The HoloLens 2’s limited field of view feels like a large window floating in front of me where glowing 3D things appear. But the window isn’t wide enough, which means I have to move my head to take in things around the room that I don’t know are there. 

The display also has a slightly hazy rainbow-like quality. It’s not the perfect vivid display I’d expect on a monitor, or even recent VR headsets. If I want to use an AR headset to see movies, or play games, I’d want something more evolved. It’s not easy on a transparent lens, but maybe Micro LED tech could help improve things soon.

What will the killer apps be?

Microsoft’s HoloLens 2 uses communications and telepresence as its killer apps for business. It could also excel at giving heads-up instructions in the workplace. But what would the killer apps be for AR glasses sold to everyday people? Would it be fitness? Games? Virtual movie glasses? An extra monitor that can go anywhere?
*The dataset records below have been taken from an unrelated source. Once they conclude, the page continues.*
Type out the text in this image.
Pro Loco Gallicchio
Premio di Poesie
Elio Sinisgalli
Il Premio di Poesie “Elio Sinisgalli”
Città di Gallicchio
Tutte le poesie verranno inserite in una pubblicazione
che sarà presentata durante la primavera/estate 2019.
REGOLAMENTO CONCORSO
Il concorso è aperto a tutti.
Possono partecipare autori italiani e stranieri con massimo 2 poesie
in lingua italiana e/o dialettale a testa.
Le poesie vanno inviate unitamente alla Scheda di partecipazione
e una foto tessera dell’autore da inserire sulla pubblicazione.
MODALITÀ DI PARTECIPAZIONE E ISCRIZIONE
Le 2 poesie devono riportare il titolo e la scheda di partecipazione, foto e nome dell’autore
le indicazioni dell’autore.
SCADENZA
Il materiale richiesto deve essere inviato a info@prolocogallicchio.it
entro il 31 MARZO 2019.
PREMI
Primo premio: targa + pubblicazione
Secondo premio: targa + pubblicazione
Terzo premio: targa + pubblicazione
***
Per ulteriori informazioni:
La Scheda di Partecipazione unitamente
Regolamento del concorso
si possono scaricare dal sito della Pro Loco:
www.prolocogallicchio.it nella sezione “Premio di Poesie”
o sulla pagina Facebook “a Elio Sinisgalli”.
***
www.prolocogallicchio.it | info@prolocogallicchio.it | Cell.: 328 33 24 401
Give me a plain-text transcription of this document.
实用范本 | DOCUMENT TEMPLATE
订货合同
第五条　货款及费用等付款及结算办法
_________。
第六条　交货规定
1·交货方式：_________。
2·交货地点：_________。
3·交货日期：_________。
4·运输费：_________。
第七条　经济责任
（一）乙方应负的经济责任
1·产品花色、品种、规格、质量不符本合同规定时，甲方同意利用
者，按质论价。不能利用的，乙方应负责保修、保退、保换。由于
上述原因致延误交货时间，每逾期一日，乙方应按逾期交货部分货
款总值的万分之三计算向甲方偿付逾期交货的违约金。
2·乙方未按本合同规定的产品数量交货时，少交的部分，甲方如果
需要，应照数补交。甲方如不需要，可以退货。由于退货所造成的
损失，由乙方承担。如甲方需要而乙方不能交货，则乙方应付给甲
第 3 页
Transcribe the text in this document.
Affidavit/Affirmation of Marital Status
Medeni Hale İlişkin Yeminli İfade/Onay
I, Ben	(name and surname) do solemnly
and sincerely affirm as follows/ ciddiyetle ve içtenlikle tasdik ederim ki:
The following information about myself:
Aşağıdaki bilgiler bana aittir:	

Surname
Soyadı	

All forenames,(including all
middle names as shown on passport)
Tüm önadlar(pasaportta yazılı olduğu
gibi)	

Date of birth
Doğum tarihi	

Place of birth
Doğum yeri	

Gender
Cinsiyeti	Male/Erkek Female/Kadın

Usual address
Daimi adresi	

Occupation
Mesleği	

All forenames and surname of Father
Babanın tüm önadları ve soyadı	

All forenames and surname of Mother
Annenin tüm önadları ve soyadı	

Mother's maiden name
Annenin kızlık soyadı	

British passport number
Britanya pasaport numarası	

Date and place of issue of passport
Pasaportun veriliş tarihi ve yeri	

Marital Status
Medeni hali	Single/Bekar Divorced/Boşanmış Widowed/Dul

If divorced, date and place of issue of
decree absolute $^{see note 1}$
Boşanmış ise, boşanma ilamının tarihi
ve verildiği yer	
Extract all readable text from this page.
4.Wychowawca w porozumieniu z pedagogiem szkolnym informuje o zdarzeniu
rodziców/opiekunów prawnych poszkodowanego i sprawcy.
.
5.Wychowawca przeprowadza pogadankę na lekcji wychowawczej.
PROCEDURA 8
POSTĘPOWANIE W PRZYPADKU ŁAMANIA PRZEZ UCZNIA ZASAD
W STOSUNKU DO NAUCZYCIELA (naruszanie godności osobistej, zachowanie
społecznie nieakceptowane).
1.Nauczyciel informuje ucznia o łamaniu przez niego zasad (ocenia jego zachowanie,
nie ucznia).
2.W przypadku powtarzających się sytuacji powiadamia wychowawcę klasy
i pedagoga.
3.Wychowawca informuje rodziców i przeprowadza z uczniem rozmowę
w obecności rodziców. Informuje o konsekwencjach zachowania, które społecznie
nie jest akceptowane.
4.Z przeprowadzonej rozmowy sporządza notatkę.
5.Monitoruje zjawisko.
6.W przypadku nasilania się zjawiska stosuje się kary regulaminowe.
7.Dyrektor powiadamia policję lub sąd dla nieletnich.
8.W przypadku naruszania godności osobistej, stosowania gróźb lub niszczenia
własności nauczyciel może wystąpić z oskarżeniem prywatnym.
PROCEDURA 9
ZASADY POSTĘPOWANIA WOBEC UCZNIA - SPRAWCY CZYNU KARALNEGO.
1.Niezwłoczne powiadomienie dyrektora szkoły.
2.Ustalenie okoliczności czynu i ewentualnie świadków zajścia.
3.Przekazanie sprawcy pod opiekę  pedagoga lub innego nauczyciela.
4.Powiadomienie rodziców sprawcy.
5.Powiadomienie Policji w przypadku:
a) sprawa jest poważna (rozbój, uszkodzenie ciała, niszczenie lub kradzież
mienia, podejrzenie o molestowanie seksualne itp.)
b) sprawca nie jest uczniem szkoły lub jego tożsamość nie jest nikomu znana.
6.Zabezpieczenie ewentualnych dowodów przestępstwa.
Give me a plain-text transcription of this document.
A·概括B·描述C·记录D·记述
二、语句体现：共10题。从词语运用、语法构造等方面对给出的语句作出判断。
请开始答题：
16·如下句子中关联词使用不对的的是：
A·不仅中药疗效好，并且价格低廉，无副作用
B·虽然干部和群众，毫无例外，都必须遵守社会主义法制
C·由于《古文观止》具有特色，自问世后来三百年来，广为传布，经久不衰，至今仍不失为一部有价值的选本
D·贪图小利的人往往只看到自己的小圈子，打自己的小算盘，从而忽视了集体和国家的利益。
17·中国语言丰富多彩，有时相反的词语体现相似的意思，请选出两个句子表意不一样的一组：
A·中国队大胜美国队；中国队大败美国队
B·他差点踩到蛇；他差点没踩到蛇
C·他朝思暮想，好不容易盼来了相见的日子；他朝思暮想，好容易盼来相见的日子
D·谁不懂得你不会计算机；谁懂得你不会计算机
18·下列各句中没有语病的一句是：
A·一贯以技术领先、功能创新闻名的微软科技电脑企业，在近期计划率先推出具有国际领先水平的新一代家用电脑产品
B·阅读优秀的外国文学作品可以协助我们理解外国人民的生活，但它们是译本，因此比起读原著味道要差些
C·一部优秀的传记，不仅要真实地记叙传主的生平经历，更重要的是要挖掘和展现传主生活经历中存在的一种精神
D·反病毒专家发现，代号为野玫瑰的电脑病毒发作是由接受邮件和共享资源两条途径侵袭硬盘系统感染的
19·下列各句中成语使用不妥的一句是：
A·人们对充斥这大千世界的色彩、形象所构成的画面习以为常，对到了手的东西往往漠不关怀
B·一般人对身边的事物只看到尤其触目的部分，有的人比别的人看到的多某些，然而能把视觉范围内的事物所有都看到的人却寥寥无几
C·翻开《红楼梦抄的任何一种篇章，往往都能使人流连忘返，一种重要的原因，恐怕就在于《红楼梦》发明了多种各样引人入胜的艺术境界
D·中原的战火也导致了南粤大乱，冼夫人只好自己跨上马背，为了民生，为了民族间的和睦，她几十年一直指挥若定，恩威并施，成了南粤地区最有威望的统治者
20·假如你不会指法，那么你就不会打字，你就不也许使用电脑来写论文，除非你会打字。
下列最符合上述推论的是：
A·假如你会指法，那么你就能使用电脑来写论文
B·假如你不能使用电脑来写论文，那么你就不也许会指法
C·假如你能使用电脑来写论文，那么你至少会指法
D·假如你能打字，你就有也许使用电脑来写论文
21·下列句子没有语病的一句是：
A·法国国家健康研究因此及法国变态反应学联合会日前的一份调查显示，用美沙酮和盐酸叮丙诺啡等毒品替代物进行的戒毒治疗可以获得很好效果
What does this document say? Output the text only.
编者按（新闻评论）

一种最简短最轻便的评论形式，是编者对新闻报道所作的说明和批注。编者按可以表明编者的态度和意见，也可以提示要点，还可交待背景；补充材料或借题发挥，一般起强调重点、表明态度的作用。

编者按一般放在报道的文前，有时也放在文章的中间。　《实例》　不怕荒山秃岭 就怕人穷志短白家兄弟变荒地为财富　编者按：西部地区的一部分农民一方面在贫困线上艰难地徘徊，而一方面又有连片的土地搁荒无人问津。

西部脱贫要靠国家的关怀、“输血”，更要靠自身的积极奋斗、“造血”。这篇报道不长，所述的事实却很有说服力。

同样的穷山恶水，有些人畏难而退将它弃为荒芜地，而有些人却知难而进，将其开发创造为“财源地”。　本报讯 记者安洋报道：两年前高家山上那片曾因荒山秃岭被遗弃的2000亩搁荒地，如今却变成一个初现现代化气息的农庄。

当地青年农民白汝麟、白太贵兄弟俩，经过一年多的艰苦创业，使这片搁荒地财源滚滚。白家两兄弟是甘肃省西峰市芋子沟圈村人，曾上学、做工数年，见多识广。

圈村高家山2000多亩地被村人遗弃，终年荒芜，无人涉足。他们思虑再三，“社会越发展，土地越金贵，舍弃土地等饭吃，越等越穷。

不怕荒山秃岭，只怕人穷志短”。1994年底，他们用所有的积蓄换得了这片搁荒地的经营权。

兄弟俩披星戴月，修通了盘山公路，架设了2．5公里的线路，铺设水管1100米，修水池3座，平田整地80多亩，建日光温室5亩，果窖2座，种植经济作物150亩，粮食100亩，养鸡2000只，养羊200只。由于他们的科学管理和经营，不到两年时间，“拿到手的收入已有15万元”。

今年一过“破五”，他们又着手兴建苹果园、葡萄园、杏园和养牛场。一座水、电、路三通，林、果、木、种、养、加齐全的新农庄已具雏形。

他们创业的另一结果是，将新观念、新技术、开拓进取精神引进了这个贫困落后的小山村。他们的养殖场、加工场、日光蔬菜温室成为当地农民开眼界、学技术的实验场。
No one’s figured this out yet. Companies like Niantic, makers of what’s arguably AR’s ultimate killer app, Pokemon Go, are exploring what it’s like to play on AR glasses using a HoloLens 2. Microsoft’s headset isn’t meant to go everywhere. It’s not great in bright daylight; it looks big and helmet-like; and the battery life isn’t long. But it’s probably the best prototype I’ve ever tried for what AR glasses will need to do next.